I promise, I shant never color co-ordinate anything, nor trim my nails except with my teeth (and spit the fragments on the floor).... :o I will walk with my pants on the floor, my hat turned sideways .... :rolleyes:
Now now, Grey - just go outside and play.
[QUOTE=EvilEvilKitten;255941]Then you'll have to pay him with cash.[/QUOTE]
I only pay him with cash, well sometimes free tickets.
[QUOTE=EvilEvilKitten;255983]Now now, Grey - just go outside and play.[/QUOTE]
but I must regain my manliness so I can wave my member about and grunt :o To prove I can 'stack up' against guys I've never met... :D and impress the ladies with my implied machismo ;)
Exactly my point, Grey.
[QUOTE=GreyShadow;255972]oh pleeeeze mistress....
I promise, I shant never color co-ordinate anything, nor trim my nails except with my teeth (and spit the fragments on the floor).... :o I will walk with my pants on the floor, my hat turned sideways .... :rolleyes:[/QUOTE]
Oh, and then there are those sloppy types with no manners who put on a cap whichever way and never take it off until bedtime. I hate it when males of the species do not remove their hat/cap when walking into a room. We were taught to remove "your cover" as part of our military training. It just seems like good manners and proper etiquette to do so.
(I wondered about this when we had house guests a couple of weeks ago.
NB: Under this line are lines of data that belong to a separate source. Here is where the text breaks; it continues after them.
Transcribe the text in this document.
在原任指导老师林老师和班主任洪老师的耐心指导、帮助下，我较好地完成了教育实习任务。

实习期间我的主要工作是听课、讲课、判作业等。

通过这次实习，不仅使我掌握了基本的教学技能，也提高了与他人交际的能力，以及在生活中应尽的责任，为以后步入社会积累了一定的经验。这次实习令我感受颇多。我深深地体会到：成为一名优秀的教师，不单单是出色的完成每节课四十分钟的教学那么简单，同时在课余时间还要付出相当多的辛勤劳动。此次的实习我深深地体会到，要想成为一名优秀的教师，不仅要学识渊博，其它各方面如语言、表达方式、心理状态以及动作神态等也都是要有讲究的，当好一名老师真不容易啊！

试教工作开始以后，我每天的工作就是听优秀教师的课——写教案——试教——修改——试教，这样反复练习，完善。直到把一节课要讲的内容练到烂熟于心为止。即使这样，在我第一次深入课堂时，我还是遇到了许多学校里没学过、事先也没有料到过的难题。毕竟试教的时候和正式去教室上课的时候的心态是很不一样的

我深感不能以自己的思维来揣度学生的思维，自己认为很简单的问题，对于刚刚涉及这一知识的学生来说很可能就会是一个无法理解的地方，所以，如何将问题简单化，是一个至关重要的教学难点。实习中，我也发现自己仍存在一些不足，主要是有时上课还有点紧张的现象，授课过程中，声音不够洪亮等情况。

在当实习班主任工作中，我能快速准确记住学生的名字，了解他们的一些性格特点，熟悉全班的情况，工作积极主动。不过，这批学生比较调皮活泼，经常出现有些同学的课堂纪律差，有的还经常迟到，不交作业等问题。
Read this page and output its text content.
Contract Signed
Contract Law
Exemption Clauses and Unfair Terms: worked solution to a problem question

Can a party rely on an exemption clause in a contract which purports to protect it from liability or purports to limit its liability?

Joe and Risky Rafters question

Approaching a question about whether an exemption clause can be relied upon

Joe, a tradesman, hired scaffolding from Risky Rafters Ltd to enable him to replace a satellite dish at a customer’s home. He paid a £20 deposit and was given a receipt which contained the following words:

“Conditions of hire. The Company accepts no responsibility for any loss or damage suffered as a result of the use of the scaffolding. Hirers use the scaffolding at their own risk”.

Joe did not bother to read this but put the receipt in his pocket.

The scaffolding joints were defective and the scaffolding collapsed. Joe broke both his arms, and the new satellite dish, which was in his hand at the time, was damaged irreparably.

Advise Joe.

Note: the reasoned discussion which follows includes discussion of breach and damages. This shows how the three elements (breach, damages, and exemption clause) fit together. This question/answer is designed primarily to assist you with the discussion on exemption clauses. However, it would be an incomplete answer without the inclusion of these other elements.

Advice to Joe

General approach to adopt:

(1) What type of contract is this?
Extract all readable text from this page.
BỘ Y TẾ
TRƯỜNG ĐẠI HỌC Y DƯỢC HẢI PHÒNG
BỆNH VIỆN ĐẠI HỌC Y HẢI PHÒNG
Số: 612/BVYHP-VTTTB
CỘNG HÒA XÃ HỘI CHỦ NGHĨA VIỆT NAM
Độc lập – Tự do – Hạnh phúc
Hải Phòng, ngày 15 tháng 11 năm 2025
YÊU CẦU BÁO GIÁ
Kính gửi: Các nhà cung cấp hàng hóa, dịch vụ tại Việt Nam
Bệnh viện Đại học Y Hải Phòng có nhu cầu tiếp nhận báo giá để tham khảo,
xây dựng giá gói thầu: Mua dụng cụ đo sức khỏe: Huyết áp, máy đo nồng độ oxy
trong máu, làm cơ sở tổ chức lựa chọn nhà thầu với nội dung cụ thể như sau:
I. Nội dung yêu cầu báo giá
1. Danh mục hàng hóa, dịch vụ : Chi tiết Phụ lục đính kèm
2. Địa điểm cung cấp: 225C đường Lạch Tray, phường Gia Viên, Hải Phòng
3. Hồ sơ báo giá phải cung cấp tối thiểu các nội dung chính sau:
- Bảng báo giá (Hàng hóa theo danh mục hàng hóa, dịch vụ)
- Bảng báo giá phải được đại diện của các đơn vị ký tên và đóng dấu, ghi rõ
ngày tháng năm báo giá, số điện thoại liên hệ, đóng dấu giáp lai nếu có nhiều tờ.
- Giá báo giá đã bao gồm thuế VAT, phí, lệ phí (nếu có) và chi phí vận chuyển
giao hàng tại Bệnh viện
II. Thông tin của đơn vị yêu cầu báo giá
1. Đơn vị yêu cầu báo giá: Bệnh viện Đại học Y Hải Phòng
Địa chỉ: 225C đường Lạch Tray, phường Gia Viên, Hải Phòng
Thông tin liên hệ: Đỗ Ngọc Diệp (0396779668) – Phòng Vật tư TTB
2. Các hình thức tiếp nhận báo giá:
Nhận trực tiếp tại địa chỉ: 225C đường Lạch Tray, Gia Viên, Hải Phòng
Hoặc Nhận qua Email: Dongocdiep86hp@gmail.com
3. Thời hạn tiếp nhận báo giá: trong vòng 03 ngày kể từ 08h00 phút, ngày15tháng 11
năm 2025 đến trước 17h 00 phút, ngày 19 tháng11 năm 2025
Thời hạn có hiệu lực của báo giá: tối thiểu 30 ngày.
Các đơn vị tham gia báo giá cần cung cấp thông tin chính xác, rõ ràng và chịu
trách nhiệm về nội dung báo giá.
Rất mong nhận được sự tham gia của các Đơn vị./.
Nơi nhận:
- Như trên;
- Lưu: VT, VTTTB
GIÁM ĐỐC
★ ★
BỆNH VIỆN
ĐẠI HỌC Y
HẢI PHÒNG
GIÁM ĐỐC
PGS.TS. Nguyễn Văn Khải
The father is a 22 yr. military man whose 17 y/o son never took off his cap from sun up til way after sun down and never inside the house.)
There is a mall in Sacramento that recently instituted new rules, those being that pants have to be up around the waist and any hoods have to be off the head or you cannot enter. There are security guards at the doors as well as roaming around on Segway scooters to check. Once inside, if they find hoods over the head and face and/or pants now around the crotch with underwear displayed, they are escorted out of the building.
I'm anxiously awaiting the next trend in wardrobe attire..........
hey doc,
which mall? sunrise, arden, florin or country club?